Texas Attorney General and governor-elect Greg Abbott, who filed the lawsuit in the U.S. District Court Southern District of Texas, wrote that the U.S. Constitution’s Take Care Clause “limits the President’s power and ensures that he will faithfully execute Congress’s laws – not rewrite them under the guise of ‘prosecutorial discretion.’”

Also claimed is that the Department of Homeland Security’s directive was issued without following the Administrative Procedure Act’s rule-making guidelines and awards “legal benefits to individuals whose conduct contradicts the priorities of Congress.”

States joining Texas in the lawsuit are Alabama, Georgia, Idaho, Indiana, Kansas, Louisiana, Maine, Mississippi, Montana, Nebraska, North Carolina, South Carolina, South Dakota, Utah, West Virginia and Wisconsin.

Task force issues report

Gov. Perry on Dec. 4 announced the Texas Task Force on Infectious Disease Preparedness and Response has issued a 174-page report regarding the state’s capabilities to prepare for and respond to infectious diseases, such as the Ebola virus and other emerging pathogens.

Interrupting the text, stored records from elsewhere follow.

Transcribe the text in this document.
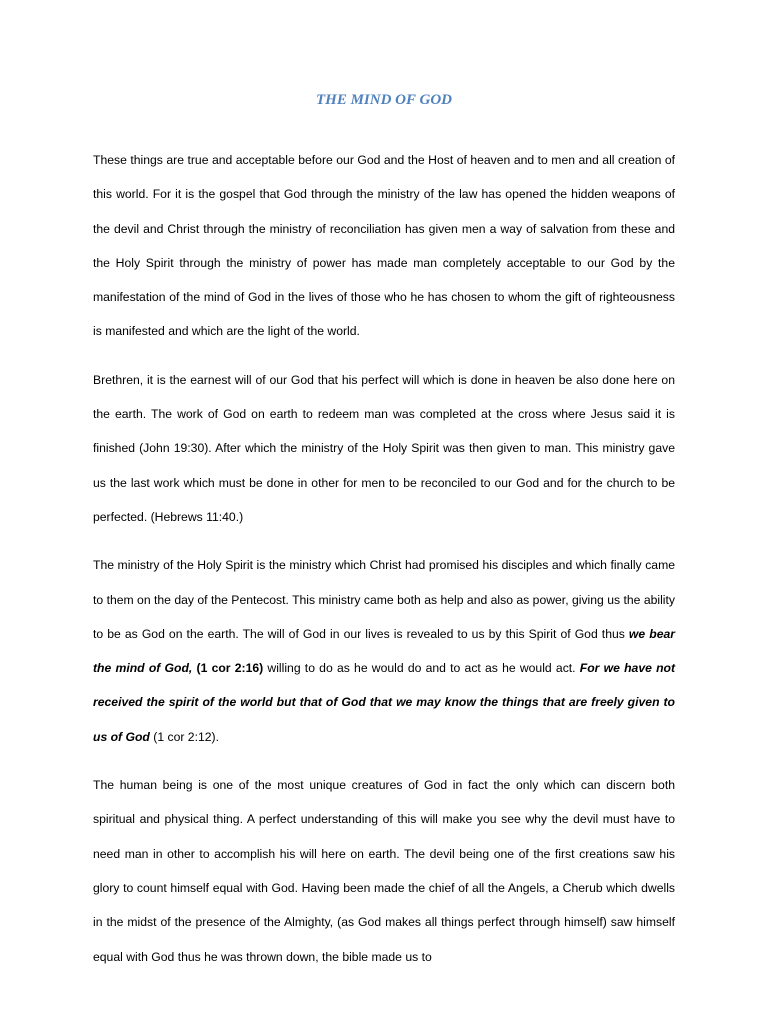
THE MIND OF GOD

These things are true and acceptable before our God and the Host of heaven and to men and all creation of this world. For it is the gospel that God through the ministry of the law has opened the hidden weapons of the devil and Christ through the ministry of reconciliation has given men a way of salvation from these and the Holy Spirit through the ministry of power has made man completely acceptable to our God by the manifestation of the mind of God in the lives of those who he has chosen to whom the gift of righteousness is manifested and which are the light of the world.

Brethren, it is the earnest will of our God that his perfect will which is done in heaven be also done here on the earth. The work of God on earth to redeem man was completed at the cross where Jesus said it is finished (John 19:30). After which the ministry of the Holy Spirit was then given to man. This ministry gave us the last work which must be done in other for men to be reconciled to our God and for the church to be perfected. (Hebrews 11:40.)

The ministry of the Holy Spirit is the ministry which Christ had promised his disciples and which finally came to them on the day of the Pentecost. This ministry came both as help and also as power, giving us the ability to be as God on the earth. The will of God in our lives is revealed to us by this Spirit of God thus we bear the mind of God, (1 cor 2:16) willing to do as he would do and to act as he would act. For we have not received the spirit of the world but that of God that we may know the things that are freely given to us of God (1 cor 2:12).

The human being is one of the most unique creatures of God in fact the only which can discern both spiritual and physical thing. A perfect understanding of this will make you see why the devil must have to need man in other to accomplish his will here on earth. The devil being one of the first creations saw his glory to count himself equal with God. Having been made the chief of all the Angels, a Cherub which dwells in the midst of the presence of the Almighty, (as God makes all things perfect through himself) saw himself equal with God thus he was thrown down, the bible made us to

Examples of the report’s findings and recommendations:

  • Education of diverse health care professionals is essential for the initial identification, assessment, triage, care and isolation of patients with Ebola or other uncommon but high-consequence infectious diseases.
  • Consideration should be given to the care, monitoring and disposition of domestic animals, especially pets.
  • The state and external partners should develop a “mobile app” for real-time collection and monitoring of temperature and symptom data.
  • Establishment of bio-containment treatment facilities and a pediatric unit specializing in the care of infants and children with Ebola and other high consequence infectious diseases.

Former Senate secretary dies

Betty King, who served as secretary of the Texas Senate from 1977 to 2001, died Dec. 1 in Austin. She was 89.

First hired as a House Appropriations Committee clerk in 1947, her patience, grace and unflappability were soon known and long appreciated, until her retirement in 2001.

Plans are for a private burial in the Texas State Cemetery.

Kolkorst wins Senate runoff

State Rep. Lois W. Kolkhorst, R-Brenham, last week won the runoff election for the Senate District 18 seat and will succeed Sen. Glenn Hegar, R-Katy, who was elected state comptroller in the November general election.

Kolkhorst, who chairs the House Public Health committee, has served as a member of the Texas House of Representatives since 2001.